Il giorno della civetta, il primo romanzo di Leonardo Sciascia

Leonardo Sciascia è una delle personalità letterarie più poliedriche del panorama italiano. Oltre a impegnarsi come insegnante e scrittore è stato, infatti, anche un giornalista, un saggista, un critico d’arte e un politico. Pubblica il suo primo romanzo a quarant’anni, nel 1961, e il titolo di quello che diventerà uno dei capisaldi della letteratura italiana è Il giorno della civetta. Si tratta di un romanzo poliziesco che prende spunto dall’omicidio di Accurso Miraglia, ucciso a Sciacca, per opera di Cosa Nostra. Invero, non è la prima volta che Sciascia scrive di mafia, ma questo è uno degli esempi più lampanti e ben costruiti, perché per la prima volta la mafia viene rappresentata come un male, come qualcosa da combattere che da elogiare.

Di Sconosciuto Davide Mauro – Opera propria, CC BY-SA 4.0, https://commons.wikimedia.org/w/index.php?curid=47752971

L’apertura del romanzo e uno dei primi sintomi: l’omertà

Salvatore Colasberna, mentre sta per salire sull’autobus che lo porterà a Palermo, viene ucciso. Prima dell’arrivo dei carabinieri i passeggeri decidono di allontanarsi e rimangono sull’autobus solamente l’autista e il bigliettaio. Nessuno sa niente e nessuno sembra avere intenzione di confessare: il bigliettaio e l’autista non ricordano i passeggeri e il panellaro, che solitamente era in quelle zone, dice di non aver sentito nessuno sparo, fino a che, dopo due ore di interrogatorio, ricorda di aver sentito due colpi.
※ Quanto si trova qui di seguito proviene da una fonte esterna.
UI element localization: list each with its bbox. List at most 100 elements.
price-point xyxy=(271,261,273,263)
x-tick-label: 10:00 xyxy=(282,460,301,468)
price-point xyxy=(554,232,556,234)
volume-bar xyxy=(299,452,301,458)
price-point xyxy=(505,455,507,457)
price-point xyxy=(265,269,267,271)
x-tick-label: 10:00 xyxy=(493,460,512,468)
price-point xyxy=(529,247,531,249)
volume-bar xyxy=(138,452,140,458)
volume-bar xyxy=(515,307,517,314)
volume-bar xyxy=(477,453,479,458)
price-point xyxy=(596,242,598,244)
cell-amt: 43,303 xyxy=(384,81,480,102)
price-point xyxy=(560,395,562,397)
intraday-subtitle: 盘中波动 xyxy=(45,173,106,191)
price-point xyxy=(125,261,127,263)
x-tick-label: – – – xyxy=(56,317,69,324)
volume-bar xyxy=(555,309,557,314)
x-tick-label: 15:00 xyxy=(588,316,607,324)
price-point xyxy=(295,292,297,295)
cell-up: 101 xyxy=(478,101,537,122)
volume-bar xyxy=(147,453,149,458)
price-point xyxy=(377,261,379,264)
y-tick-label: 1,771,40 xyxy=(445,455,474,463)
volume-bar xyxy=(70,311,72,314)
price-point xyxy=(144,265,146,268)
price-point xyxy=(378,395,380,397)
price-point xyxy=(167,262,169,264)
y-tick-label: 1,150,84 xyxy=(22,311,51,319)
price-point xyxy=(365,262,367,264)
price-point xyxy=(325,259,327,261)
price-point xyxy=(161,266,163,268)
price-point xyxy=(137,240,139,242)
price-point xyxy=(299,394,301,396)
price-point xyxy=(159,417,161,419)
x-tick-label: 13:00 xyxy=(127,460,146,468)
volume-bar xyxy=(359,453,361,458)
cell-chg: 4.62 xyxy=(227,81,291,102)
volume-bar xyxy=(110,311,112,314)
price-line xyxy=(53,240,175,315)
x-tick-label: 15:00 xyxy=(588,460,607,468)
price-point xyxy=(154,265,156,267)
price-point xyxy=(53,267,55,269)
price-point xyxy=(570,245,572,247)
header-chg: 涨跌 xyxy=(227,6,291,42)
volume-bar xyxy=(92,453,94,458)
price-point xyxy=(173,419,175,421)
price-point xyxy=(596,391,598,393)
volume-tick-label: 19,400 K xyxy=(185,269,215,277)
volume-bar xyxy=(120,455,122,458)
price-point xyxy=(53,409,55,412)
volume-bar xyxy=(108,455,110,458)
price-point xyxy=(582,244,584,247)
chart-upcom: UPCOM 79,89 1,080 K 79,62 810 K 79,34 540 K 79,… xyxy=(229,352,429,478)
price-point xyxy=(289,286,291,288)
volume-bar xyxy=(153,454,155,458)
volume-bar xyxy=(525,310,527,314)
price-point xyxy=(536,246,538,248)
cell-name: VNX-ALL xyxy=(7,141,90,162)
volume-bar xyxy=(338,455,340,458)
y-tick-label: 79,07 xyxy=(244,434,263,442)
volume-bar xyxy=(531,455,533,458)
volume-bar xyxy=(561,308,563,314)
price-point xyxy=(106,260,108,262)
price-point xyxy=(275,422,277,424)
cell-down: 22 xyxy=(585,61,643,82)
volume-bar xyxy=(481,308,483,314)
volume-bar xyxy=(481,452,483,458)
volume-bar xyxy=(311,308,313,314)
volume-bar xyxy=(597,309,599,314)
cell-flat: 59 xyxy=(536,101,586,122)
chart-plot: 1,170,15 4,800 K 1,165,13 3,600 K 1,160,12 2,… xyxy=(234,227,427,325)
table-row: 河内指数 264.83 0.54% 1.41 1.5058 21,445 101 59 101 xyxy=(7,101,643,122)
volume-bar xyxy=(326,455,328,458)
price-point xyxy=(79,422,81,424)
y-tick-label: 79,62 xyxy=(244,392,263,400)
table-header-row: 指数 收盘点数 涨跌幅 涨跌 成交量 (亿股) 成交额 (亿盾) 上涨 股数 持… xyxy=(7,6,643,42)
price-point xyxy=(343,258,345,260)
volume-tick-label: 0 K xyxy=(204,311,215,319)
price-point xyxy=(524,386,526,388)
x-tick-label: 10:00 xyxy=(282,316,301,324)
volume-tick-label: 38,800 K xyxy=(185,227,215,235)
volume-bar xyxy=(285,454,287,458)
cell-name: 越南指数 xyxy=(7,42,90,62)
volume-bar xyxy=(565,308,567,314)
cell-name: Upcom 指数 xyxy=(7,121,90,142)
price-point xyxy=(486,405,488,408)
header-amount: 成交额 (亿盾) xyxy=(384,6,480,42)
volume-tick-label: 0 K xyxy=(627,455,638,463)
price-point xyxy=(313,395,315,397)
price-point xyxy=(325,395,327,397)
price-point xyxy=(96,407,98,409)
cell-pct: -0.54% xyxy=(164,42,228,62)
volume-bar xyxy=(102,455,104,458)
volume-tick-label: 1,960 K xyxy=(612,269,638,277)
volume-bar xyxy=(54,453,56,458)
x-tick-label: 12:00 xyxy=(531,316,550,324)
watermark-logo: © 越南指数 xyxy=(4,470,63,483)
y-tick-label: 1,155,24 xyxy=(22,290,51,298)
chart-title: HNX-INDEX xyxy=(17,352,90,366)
Sarà il capitano Bellodi a seguire le indagini, ma si scontrerà con l’omertà che caratterizzava la Sicilia e, sebbene nessuno fosse propenso a dire qualcosa, si scopre che molto probabilmente l’omicidio deriva dal fatto che Colasberna non si era adattato al sistema mafioso. La storia continua tra silenzi e parole mai pronunciate, tra incertezze e piste difficili da seguire.

Un romanzo di denuncia

Il romanzo si compone di 17 capitoli, i quali sono sia di natura narrativa che dialogica, in sequenze alternate. I capili in forma dialogica, inoltre, non hanno un interlocutore definito. È compito del lettore, infatti, individuare chi sta parlando, come se si trattasse di un esercizio di decodifica. Come accennato precedentemente, si tratta di un romanzo giallo, che mette in primo piano il clima di intimidazione e di violenza creato dalla mafia in Sicilia. A questo si aggiunge l’omertà degli abitanti e il fatto che il suddetto silenzio, in un modo o nell’altro, non faccia che aiutare la stessa mafia e il suo potere. Si parla anche di politici. Spesso anche loro sono complici e quello che fanno è cercare di coprire i crimini mafiosi per poterne guadagnare dei benefici personali o, comunque, dei vantaggi.

Quello che si può dedurre dalla lettura del romanzo e dall’analisi di questi pochi punti che lo caratterizzano è che Sciascia sa molto bene quali sono i problemi che affliggono l’isola e sa anche come metterli a fuoco e come farli emergere in contesto letterario. Come primo romanzo, Il giorno della civetta, consegna al lettore tante e immense verità: la lotta contro un male che si combatte con la parola e gli ideali.